Download Ebook Algoritma Gratis
Free-eBooks.net is the internet's #1 source for free eBook downloads, eBook resources & eBook authors. Read & download eBooks for Free: anytime!
Genetic algorithms have been used in science and engineering as adaptive algorithms for solving practical problems and as computational models of natural evolutionary systems. This brief, accessible introduction describes some of the most interesting research in the field and also enables readers to implement and experiment with genetic algorithms on their own.
•, Jiawei Han and Micheline Kamber About data mining and data warehousing •, Jure Leskovec, Anand Rajaraman, Jeff Ullman The focus of this book is provide the necessary tools and knowledge to manage, manipulate and consume large chunks of information into databases. •, Trevor Hastie, Robert Tibshirani, Jerome Friedman This is a conceptual book in terms of data mining and prediction with a statistical point of view.

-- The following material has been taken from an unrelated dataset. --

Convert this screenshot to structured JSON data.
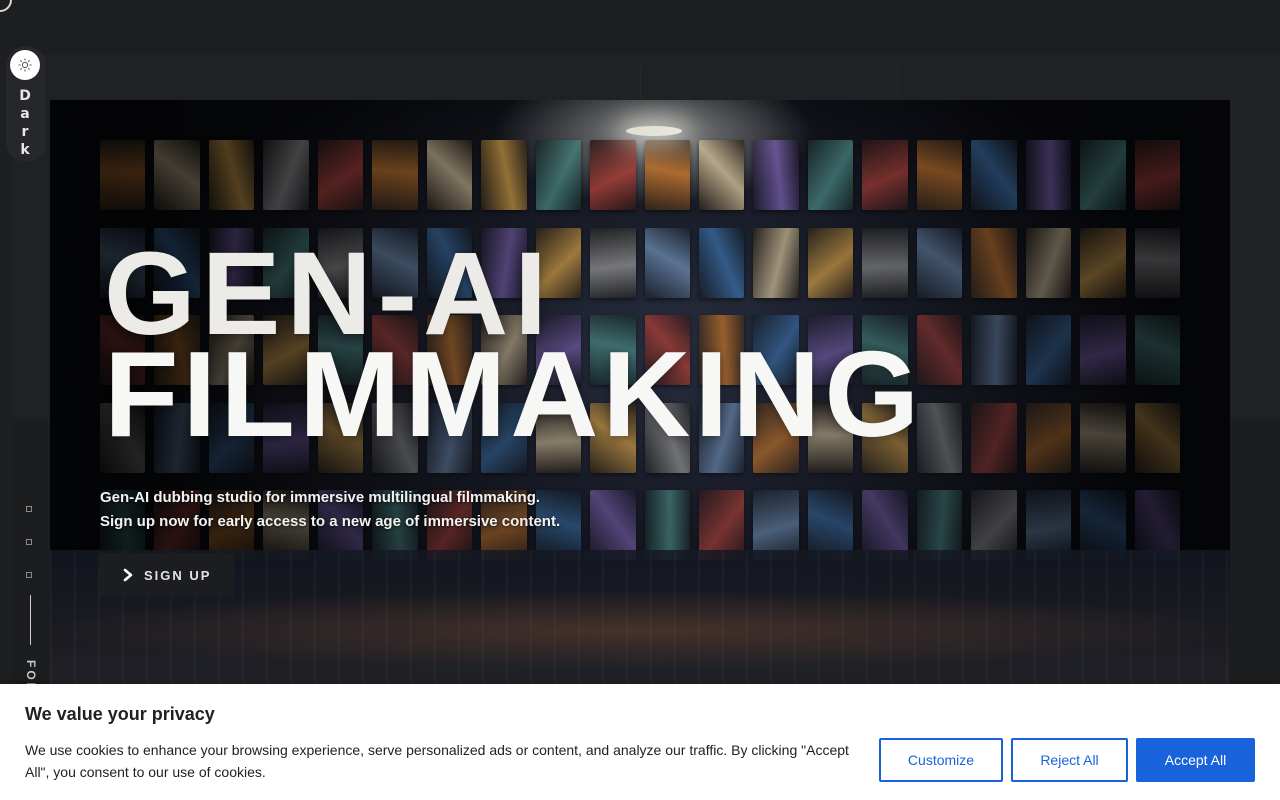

Kolodci chertezhi dwg. Covers many machine learning subjects too. •, Gareth James, Daniela Witten, Trevor Hastie and Robert Tibshirani Overview of statistical learning based on large datasets of information.
The exploratory techniques of the data are discussed using the R programming language. •, Foster Provost, Tom Fawcett An introduction to data sciences principles and theory, explaining the necessary analytical thinking to approach these kind of problems.
It discusses various data mining techniques to explore information. • This book focus some processes to solve analytical problems applied to data. In particular explains you the theory to create tools for exploring big datasets of information. • On this resource the reality of big data is explored, and its benefits, from the marketing point of view.
It also explains how to storage these kind of data and algorithms to process it, based on data mining and machine learning. • Full of real world situations where machine learning tools are applied, this is a practical book which provides you the knowledge and hability to master the whole process of machine learning.
• A great resource provided by Wikipedia assembling a lot of machine learning in a simple, yet very useful and complete guide. • A great cover of the data mimning exploratory algorithms and machine learning processes.
These explanations are complemented by some statistical analysis. • The exploration of social web data is explained on this book.
Data capture from the social media apps, it’s manipulation and the final visualization tools are the focus of this resource. • A book about bayesian networks that provide capabilities to solve very complex problems. Also discusses programming implementations on the Python language. • A data mining book oriented specifically to marketing and business managent. With great case studies in order to understand how to apply these techniques on the real world.